Fantastic films on women who love women have varied greatly in their tone and conformity to the times.
In 1967, director Mark Rydell (who would later direct John Wayne’s The Cowboys and On Golden Pond) adapted D.H. Lawrence’s novella The Fox for the big screen, which in turn generated a Playboy spread on the side.
The film is about two women (Sandy Dennis and Anne Heywood) alone on a remote farm in the Canadian winter and the disruption in their cozy life together when a typical Laurentian male (Keir Dullea) enters the scene. The photography is gorgeous, but Rydell outdoes D.H. Lawrence in terms of laying on the symbolism thick and heavy. There’s nothing subtle about The Fox, though the sex scenes (fairly tame by today’s standards) were certainly provocative enough without being prurient. In its tragic conclusion, the film retains the novella’s ambivalence about the gender struggle.
The next year, The Killing of Sister George was initially slapped with an X rating, later reduced to an R in 1972. Directed by the unlikely Robert Aldrich (The Dirty Dozen and Whatever Happened to Baby Jane?), Sister George features a ferocious performance by Beryl Reid as the middle-aged star of a British TV series who learns her character’s about to be killed off.

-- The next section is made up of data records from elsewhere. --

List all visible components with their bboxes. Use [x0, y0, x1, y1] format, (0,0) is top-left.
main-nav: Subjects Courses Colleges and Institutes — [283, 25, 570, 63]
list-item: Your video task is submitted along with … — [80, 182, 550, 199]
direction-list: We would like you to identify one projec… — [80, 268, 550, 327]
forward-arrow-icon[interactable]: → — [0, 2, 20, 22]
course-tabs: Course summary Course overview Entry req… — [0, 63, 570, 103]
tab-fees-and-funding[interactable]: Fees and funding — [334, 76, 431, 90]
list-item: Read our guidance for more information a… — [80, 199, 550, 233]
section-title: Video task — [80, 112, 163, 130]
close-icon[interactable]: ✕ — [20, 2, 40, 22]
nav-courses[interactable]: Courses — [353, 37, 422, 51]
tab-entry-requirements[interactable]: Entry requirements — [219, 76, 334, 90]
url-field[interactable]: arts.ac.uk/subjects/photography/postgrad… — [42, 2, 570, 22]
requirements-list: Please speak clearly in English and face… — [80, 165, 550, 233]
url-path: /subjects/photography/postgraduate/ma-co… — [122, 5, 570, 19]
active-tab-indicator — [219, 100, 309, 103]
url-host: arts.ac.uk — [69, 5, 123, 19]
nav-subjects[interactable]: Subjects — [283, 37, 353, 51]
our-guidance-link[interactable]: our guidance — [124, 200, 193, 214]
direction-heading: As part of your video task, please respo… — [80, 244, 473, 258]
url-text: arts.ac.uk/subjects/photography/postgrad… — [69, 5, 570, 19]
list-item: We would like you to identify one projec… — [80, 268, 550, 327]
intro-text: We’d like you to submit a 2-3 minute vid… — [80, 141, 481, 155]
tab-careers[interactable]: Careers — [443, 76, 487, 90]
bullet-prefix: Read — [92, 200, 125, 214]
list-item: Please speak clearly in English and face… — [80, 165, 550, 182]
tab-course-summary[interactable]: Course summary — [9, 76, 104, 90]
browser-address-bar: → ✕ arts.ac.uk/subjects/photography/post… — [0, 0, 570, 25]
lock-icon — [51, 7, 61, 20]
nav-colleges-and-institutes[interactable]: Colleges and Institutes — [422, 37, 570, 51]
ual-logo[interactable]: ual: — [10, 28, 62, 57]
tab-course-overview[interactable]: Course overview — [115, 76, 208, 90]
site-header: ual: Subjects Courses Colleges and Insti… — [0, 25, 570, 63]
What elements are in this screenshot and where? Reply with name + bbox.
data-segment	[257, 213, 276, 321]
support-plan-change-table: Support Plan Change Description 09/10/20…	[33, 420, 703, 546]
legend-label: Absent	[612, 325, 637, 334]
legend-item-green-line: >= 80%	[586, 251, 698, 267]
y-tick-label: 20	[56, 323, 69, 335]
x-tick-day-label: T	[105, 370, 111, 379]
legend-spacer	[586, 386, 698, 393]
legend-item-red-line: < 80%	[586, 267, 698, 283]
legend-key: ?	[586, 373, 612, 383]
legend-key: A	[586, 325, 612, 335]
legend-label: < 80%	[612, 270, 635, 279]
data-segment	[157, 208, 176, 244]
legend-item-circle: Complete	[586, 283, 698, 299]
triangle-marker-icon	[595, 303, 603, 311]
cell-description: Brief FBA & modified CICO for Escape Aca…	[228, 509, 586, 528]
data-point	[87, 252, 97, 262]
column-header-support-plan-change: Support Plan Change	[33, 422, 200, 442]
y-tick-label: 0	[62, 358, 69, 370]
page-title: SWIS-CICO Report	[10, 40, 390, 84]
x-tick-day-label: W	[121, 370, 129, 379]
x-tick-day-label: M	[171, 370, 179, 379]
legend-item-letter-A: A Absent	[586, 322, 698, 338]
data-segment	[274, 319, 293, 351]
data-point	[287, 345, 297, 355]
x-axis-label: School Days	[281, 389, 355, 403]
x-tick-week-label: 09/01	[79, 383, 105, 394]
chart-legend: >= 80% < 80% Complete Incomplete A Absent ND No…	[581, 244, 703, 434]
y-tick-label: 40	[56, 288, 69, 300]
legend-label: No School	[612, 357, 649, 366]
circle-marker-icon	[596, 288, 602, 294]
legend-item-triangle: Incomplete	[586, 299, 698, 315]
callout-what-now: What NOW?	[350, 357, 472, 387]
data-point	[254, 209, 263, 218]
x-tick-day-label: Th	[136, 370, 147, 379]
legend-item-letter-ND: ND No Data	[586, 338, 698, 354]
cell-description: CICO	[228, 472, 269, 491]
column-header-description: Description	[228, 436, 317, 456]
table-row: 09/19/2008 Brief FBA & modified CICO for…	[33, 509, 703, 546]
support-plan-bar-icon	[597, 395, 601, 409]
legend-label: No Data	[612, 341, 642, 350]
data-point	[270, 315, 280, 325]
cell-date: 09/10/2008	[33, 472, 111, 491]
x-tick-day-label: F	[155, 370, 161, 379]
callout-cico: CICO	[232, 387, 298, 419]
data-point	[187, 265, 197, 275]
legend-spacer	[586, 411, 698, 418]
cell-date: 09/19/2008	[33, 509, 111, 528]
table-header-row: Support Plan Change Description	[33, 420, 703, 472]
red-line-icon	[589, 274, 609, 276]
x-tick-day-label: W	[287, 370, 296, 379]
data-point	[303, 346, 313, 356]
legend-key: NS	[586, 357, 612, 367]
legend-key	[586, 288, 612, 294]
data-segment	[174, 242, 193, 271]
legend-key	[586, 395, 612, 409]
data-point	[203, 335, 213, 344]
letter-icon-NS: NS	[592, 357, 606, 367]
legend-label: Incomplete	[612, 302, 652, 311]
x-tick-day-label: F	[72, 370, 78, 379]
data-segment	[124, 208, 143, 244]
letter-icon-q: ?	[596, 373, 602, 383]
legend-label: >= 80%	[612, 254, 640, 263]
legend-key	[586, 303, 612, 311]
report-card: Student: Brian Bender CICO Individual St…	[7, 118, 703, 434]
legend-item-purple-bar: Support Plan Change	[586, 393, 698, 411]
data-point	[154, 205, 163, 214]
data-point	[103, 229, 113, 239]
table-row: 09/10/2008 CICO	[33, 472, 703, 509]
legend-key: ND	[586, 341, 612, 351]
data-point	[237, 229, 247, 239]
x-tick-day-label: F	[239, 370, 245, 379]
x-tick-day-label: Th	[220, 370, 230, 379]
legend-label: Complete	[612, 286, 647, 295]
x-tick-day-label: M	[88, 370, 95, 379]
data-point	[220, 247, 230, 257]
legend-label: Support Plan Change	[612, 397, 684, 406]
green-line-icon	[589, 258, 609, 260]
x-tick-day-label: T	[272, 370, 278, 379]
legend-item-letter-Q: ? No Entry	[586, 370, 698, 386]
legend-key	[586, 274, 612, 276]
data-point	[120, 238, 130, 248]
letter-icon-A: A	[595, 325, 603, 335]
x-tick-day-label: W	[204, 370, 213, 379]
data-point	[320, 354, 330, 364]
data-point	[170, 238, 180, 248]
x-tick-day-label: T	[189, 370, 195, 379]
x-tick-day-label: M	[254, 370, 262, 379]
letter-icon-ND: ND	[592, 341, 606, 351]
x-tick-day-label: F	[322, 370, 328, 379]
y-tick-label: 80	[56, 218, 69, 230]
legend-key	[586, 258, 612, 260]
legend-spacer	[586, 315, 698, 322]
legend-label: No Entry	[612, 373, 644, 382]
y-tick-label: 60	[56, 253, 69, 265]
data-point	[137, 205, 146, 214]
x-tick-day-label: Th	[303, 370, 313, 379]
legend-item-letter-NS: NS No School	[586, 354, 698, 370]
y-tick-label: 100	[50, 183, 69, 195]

Her tumultuous personal life has her struggling to maintain control over her younger roommate and lover (Susannah York). Aldrich and his cast pull no punches. More than just a film about lesbians in conflict, Sister George is a powerful drama (not without its comic moments) about love and loneliness in and outside the accepted social framework, as represented by the traditional BBC series in which the non-traditional title character is trying to survive.
Thirty years later, in 1999, the same year Hilary Swank won her first Oscar in Boys Don’t Cry (a grim true-life story of a young woman who tried to pass as male), director Jamie Babbit chose a radically different approach in dealing with gay love. But I’m a Cheerleader uses broad satire to skewer sexual prejudices with the comic tale of a young girl (Natasha Lyonne) sent to a rehabilitation camp for homosexuals to be properly readjusted. Silly at times, hilarious at others, But I’m a Cheerleader probably scores best with its target audience, in effect preaching to the choir.
No such limitations with Show Me Love, a truly marvelous 1998 Swedish gem about a lonely young high school girl who develops a crush on one of the most popular, outgoing girls in school. Charming, funny and genuinely touching, writer/director Lukas Moodysson’s first film is a treasure, featuring absolutely wonderful performances by its two leads and a conclusion that’s about as near perfect as one could imagine.
In 2005, the British Film Institute ranked Show Me Love No. 6 in a list of movies children should see by age 14, ahead of Toy Story and The Wizard of Oz. Such polls tend toward the ridiculous, but Show Me Love really is that good — though it’s definitely not for Disney nor the Yellow Brick Road.